When Jakob's Cabin owner Michael Jakob Weber chose the motto "Comfort Food For The Soul" for his 60-seat diner just south of Gulf View Square mall, he said it all.
The 15-month-old eatery in the former Wendy's offers food as comforting as grandma's porch swing and as authentic as that from Aunt Pearl's cookstove in Tennessee, Weber's native state.
With a menu that includes Mom's Meatloaf ($6.95); fried chicken livers ($6.75) that won the praise of a discerning New Orleans native who declared them the best he'd had since moving to Florida three years ago; "roast beast" ($7.65) that is one of Jakob's two best-sellers; and Uncle Jake's Famous Pan Fried Chicken ($6.45) that had a neighboring table of patrons oooo-ing and ahhhh-ing, Jakob has quietly built up a cadre of admirers.
These plates come with two choices from 16 "country fresh sides," including perfectly seasoned butter beans cooked soupy (just like I like 'em), black-eyed peas, seasoned fries with onions and parsley, baked beans and the frieds: okra, cabbage, corn and slightly sweet fried green tomatoes.
You also get a plate of sliced beefsteak tomatoes, sweet onion and — yup — a fried corn bread patty that's crispy around the edges and slightly sweet.
Each day has a special: roast turkey on Sunday, baked ham on Monday, liver and onions on Tuesday, chopped steak on Wednesday, smothered pork chop on Thursday, catfish filet on Friday and chicken-fried steak with country gravy on Saturday, with sides ($6.75).
Smaller appetites can order sandwiches (meatloaf, barbecue pork, pork chop, etc.) on soft bread ($4.75-$5.88), with sides at $1.39 apiece. Those afraid of all that fried stuff can go for the summertime sandwiches (tuna, chicken or egg salad, $3.95) or bounteous garden and chef salads ($5.45-$6.75).
Southern Sweet Tea or Yankee Unsweet Tea comes in jars for $1.85. Coffee with a meal is just 95 cents.
Breakfast goes from Tex Mex Burritos with fries ($3.95) to an 8 ounce rib eye with two eggs, grits (mine were a tad dry last Sunday), tasty sausage gravy, fried potatoes, biscuit or toast and real butter for $8.49, as well as most everything in between: French toast, a short stack, biscuits and gravy, oatmeal, omelets and just big ol' breakfasts.
Don't expect these plates to be picture perfect. This is not a homogenous, one-look-fits-all kind of place.
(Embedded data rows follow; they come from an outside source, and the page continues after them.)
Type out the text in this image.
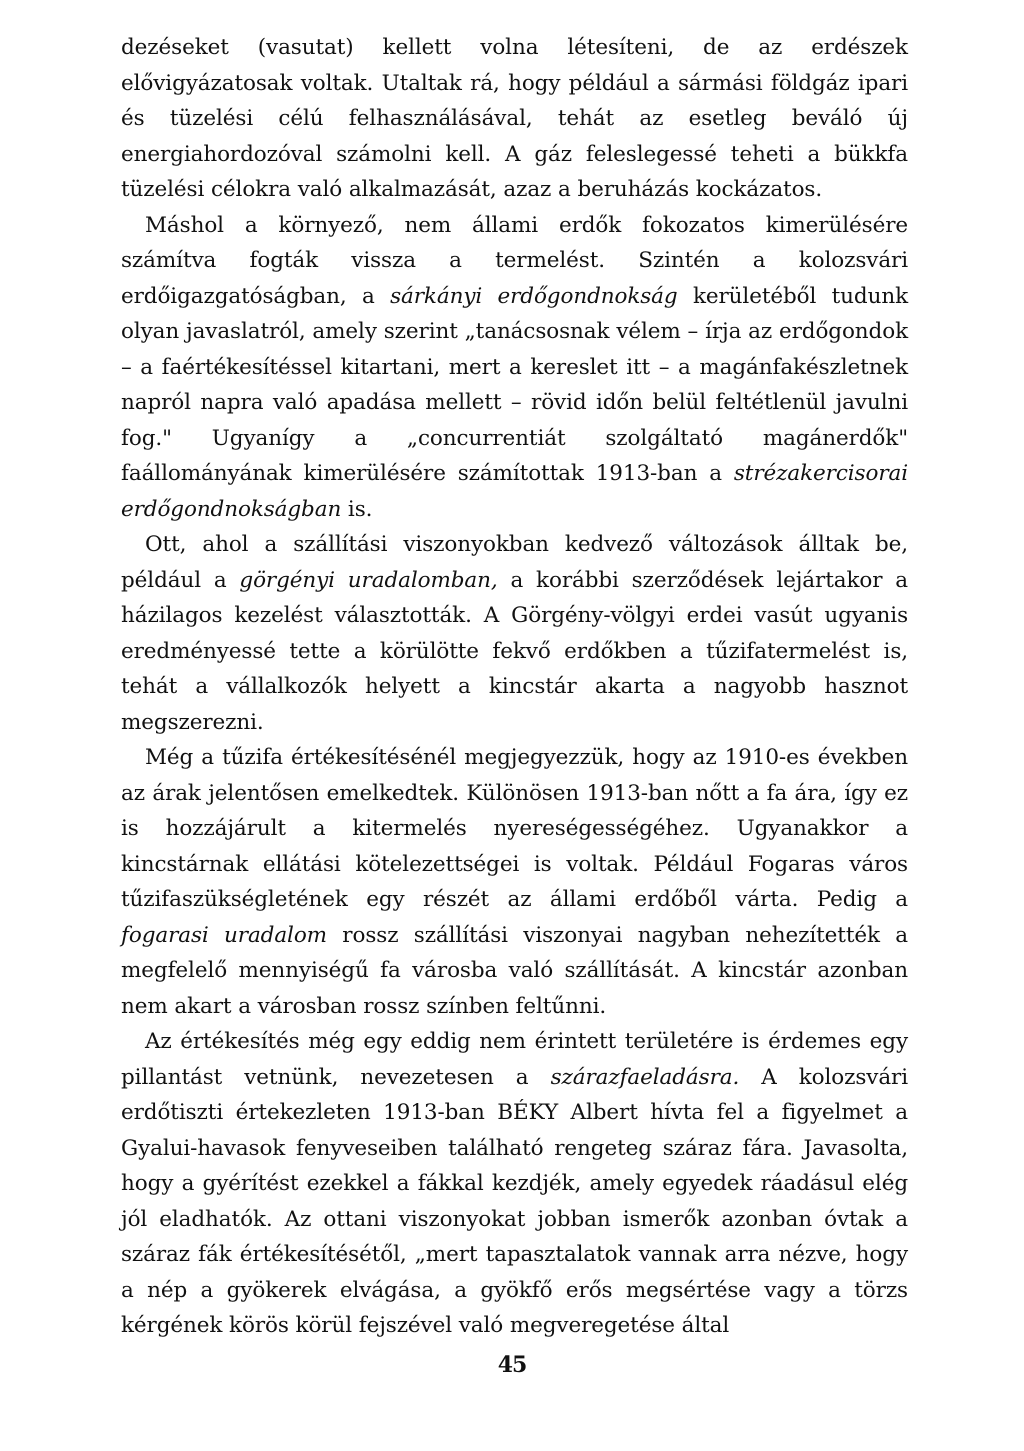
dezéseket (vasutat) kellett volna létesíteni, de az erdészek elővigyázatosak voltak. Utaltak rá, hogy például a sármási földgáz ipari és tüzelési célú felhasználásával, tehát az esetleg beváló új energiahordozóval számolni kell. A gáz feleslegessé teheti a bükkfa tüzelési célokra való alkalmazását, azaz a beruházás kockázatos.

Máshol a környező, nem állami erdők fokozatos kimerülésére számítva fogták vissza a termelést. Szintén a kolozsvári erdőigazgatóságban, a sárkányi erdőgondnokság kerületéből tudunk olyan javaslatról, amely szerint „tanácsosnak vélem – írja az erdőgondok – a faértékesítéssel kitartani, mert a kereslet itt – a magánfakészletnek napról napra való apadása mellett – rövid időn belül feltétlenül javulni fog." Ugyanígy a „concurrentiát szolgáltató magánerdők" faállományának kimerülésére számítottak 1913-ban a strézakercisorai erdőgondnokságban is.

Ott, ahol a szállítási viszonyokban kedvező változások álltak be, például a görgényi uradalomban, a korábbi szerződések lejártakor a házilagos kezelést választották. A Görgény-völgyi erdei vasút ugyanis eredményessé tette a körülötte fekvő erdőkben a tűzifatermelést is, tehát a vállalkozók helyett a kincstár akarta a nagyobb hasznot megszerezni.

Még a tűzifa értékesítésénél megjegyezzük, hogy az 1910-es években az árak jelentősen emelkedtek. Különösen 1913-ban nőtt a fa ára, így ez is hozzájárult a kitermelés nyereségességéhez. Ugyanakkor a kincstárnak ellátási kötelezettségei is voltak. Például Fogaras város tűzifaszükségletének egy részét az állami erdőből várta. Pedig a fogarasi uradalom rossz szállítási viszonyai nagyban nehezítették a megfelelő mennyiségű fa városba való szállítását. A kincstár azonban nem akart a városban rossz színben feltűnni.

Az értékesítés még egy eddig nem érintett területére is érdemes egy pillantást vetnünk, nevezetesen a szárazfaeladásra. A kolozsvári erdőtiszti értekezleten 1913-ban BÉKY Albert hívta fel a figyelmet a Gyalui-havasok fenyveseiben található rengeteg száraz fára. Javasolta, hogy a gyérítést ezekkel a fákkal kezdjék, amely egyedek ráadásul elég jól eladhatók. Az ottani viszonyokat jobban ismerők azonban óvtak a száraz fák értékesítésétől, „mert tapasztalatok vannak arra nézve, hogy a nép a gyökerek elvágása, a gyökfő erős megsértése vagy a törzs kérgének körös körül fejszével való megveregetése által

45
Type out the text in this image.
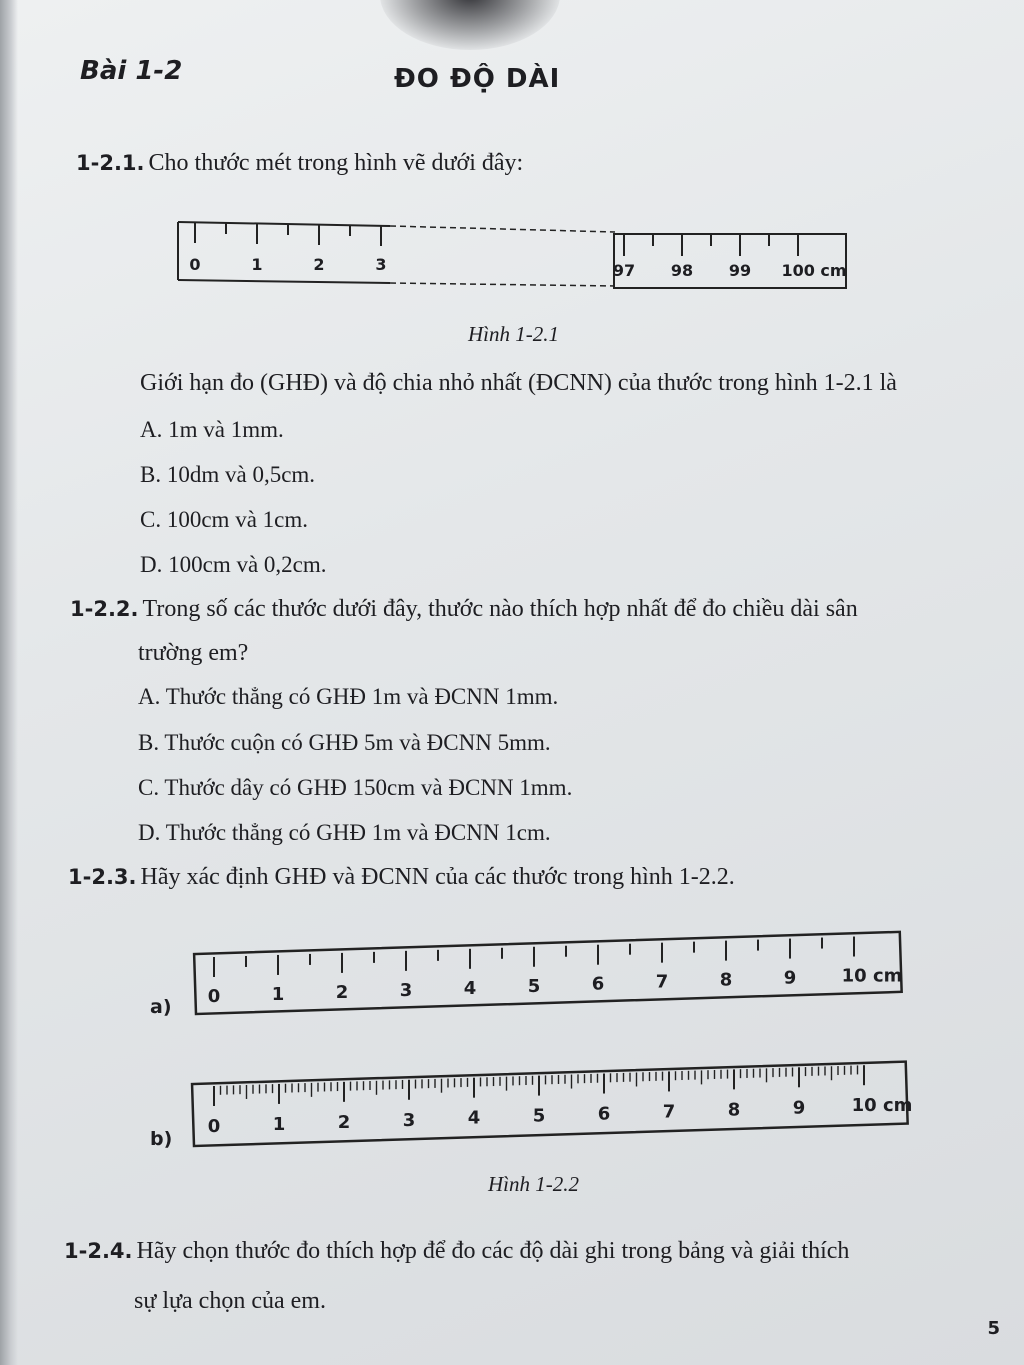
Bài 1-2	ĐO ĐỘ DÀI
1-2.1. Cho thước mét trong hình vẽ dưới đây:
0	1	2	3	97 98 99 100 cm
0	1	2	3	4	5	6	7	8	9	10 cm
0	1	2	3	4	5	6	7	8	9	10 cm
Hình 1-2.1
Giới hạn đo (GHĐ) và độ chia nhỏ nhất (ĐCNN) của thước trong hình 1-2.1 là
A. 1m và 1mm.
B. 10dm và 0,5cm.
C. 100cm và 1cm.
D. 100cm và 0,2cm.
1-2.2. Trong số các thước dưới đây, thước nào thích hợp nhất để đo chiều dài sân
trường em?
A. Thước thẳng có GHĐ 1m và ĐCNN 1mm.
B. Thước cuộn có GHĐ 5m và ĐCNN 5mm.
C. Thước dây có GHĐ 150cm và ĐCNN 1mm.
D. Thước thẳng có GHĐ 1m và ĐCNN 1cm.
1-2.3. Hãy xác định GHĐ và ĐCNN của các thước trong hình 1-2.2.
a)
b)
Hình 1-2.2
1-2.4. Hãy chọn thước đo thích hợp để đo các độ dài ghi trong bảng và giải thích
sự lựa chọn của em.
5
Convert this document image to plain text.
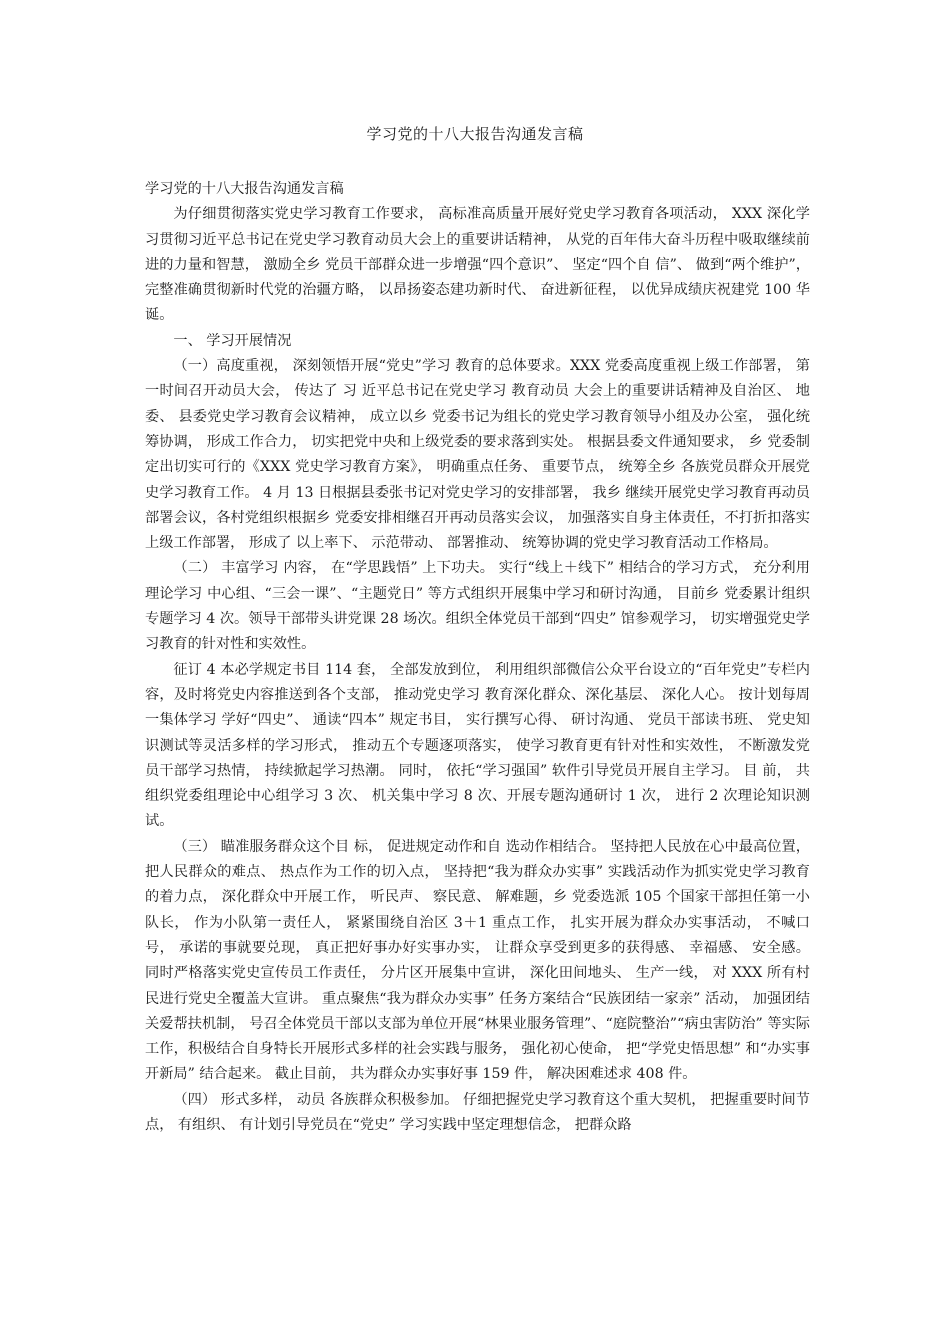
学习党的十八大报告沟通发言稿

学习党的十八大报告沟通发言稿

为仔细贯彻落实党史学习教育工作要求， 高标准高质量开展好党史学习教育各项活动， XXX 深化学习贯彻习近平总书记在党史学习教育动员大会上的重要讲话精神， 从党的百年伟大奋斗历程中吸取继续前进的力量和智慧， 激励全乡 党员干部群众进一步增强“四个意识”、 坚定“四个自 信”、 做到“两个维护”， 完整准确贯彻新时代党的治疆方略， 以昂扬姿态建功新时代、 奋进新征程， 以优异成绩庆祝建党 100 华诞。

一、 学习开展情况

（一）高度重视， 深刻领悟开展“党史”学习 教育的总体要求。XXX 党委高度重视上级工作部署， 第一时间召开动员大会， 传达了 习 近平总书记在党史学习 教育动员 大会上的重要讲话精神及自治区、 地委、 县委党史学习教育会议精神， 成立以乡 党委书记为组长的党史学习教育领导小组及办公室， 强化统筹协调， 形成工作合力， 切实把党中央和上级党委的要求落到实处。 根据县委文件通知要求， 乡 党委制定出切实可行的《XXX 党史学习教育方案》， 明确重点任务、 重要节点， 统筹全乡 各族党员群众开展党史学习教育工作。 4 月 13 日根据县委张书记对党史学习的安排部署， 我乡 继续开展党史学习教育再动员部署会议，各村党组织根据乡 党委安排相继召开再动员落实会议， 加强落实自身主体责任，不打折扣落实上级工作部署， 形成了 以上率下、 示范带动、 部署推动、 统筹协调的党史学习教育活动工作格局。

（二） 丰富学习 内容， 在“学思践悟” 上下功夫。 实行“线上＋线下” 相结合的学习方式， 充分利用理论学习 中心组、“三会一课”、“主题党日” 等方式组织开展集中学习和研讨沟通， 目前乡 党委累计组织专题学习 4 次。领导干部带头讲党课 28 场次。组织全体党员干部到“四史” 馆参观学习， 切实增强党史学习教育的针对性和实效性。

征订 4 本必学规定书目 114 套， 全部发放到位， 利用组织部微信公众平台设立的“百年党史”专栏内容，及时将党史内容推送到各个支部， 推动党史学习 教育深化群众、深化基层、 深化人心。 按计划每周一集体学习 学好“四史”、 通读“四本” 规定书目， 实行撰写心得、 研讨沟通、 党员干部读书班、 党史知识测试等灵活多样的学习形式， 推动五个专题逐项落实， 使学习教育更有针对性和实效性， 不断激发党员干部学习热情， 持续掀起学习热潮。 同时， 依托“学习强国” 软件引导党员开展自主学习。 目 前， 共组织党委组理论中心组学习 3 次、 机关集中学习 8 次、开展专题沟通研讨 1 次， 进行 2 次理论知识测试。

（三） 瞄准服务群众这个目 标， 促进规定动作和自 选动作相结合。 坚持把人民放在心中最高位置， 把人民群众的难点、 热点作为工作的切入点， 坚持把“我为群众办实事” 实践活动作为抓实党史学习教育的着力点， 深化群众中开展工作， 听民声、 察民意、 解难题，乡 党委选派 105 个国家干部担任第一小队长， 作为小队第一责任人， 紧紧围绕自治区 3＋1 重点工作， 扎实开展为群众办实事活动， 不喊口 号， 承诺的事就要兑现， 真正把好事办好实事办实， 让群众享受到更多的获得感、 幸福感、 安全感。 同时严格落实党史宣传员工作责任， 分片区开展集中宣讲， 深化田间地头、 生产一线， 对 XXX 所有村民进行党史全覆盖大宣讲。 重点聚焦“我为群众办实事” 任务方案结合“民族团结一家亲” 活动， 加强团结关爱帮扶机制， 号召全体党员干部以支部为单位开展“林果业服务管理”、“庭院整治”“病虫害防治” 等实际工作，积极结合自身特长开展形式多样的社会实践与服务， 强化初心使命， 把“学党史悟思想” 和“办实事开新局” 结合起来。 截止目前， 共为群众办实事好事 159 件， 解决困难述求 408 件。

（四） 形式多样， 动员 各族群众积极参加。 仔细把握党史学习教育这个重大契机， 把握重要时间节点， 有组织、 有计划引导党员在“党史” 学习实践中坚定理想信念， 把群众路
One of my "once over easy" eggs, for example, had a slightly broken yolk and a little crispy egg white lace around the edges, which I adore, but some people don't.
Even so, what it lacked in visual perfection, it more than made up for in terrific taste, which is what counts.
Owner Weber, 56, bought his first restaurant at age 25, and he once owned a soul food place in Indianapolis. Jakob's is the eighth he has owned in his career, and he himself cooks about one-third of the dishes.
"Everything we do is made from scratch, and we make it right in house," Weber said. That includes the banana puddin' ($3.49), and sweet potato pie, peach cobbler, apple pie and cherry pie ($3.25 each).
His clientele runs to those ages 40 to 80, with the busiest times on Friday evenings and Sundays after church.
I put off going to Jakob's Cabin until recently because the faux log siding and small windows made it look claustrophobic. Inside, though, the light, faux wood paneling hung with a few antique farm implements, plus well-spaced solid-oak pedestal tables and glass doors give the place a surprisingly open feel, and the friendly owner and servers make everyone feel welcome.
A few changes — a sign pointing to the entrances, regular replacement of the easily smudged paper menus, creamier grits, for example — could attract still more people, especially Southerners homesick for a kitchen not afraid of bacon drippings, flat biscuits and red-eye gravy.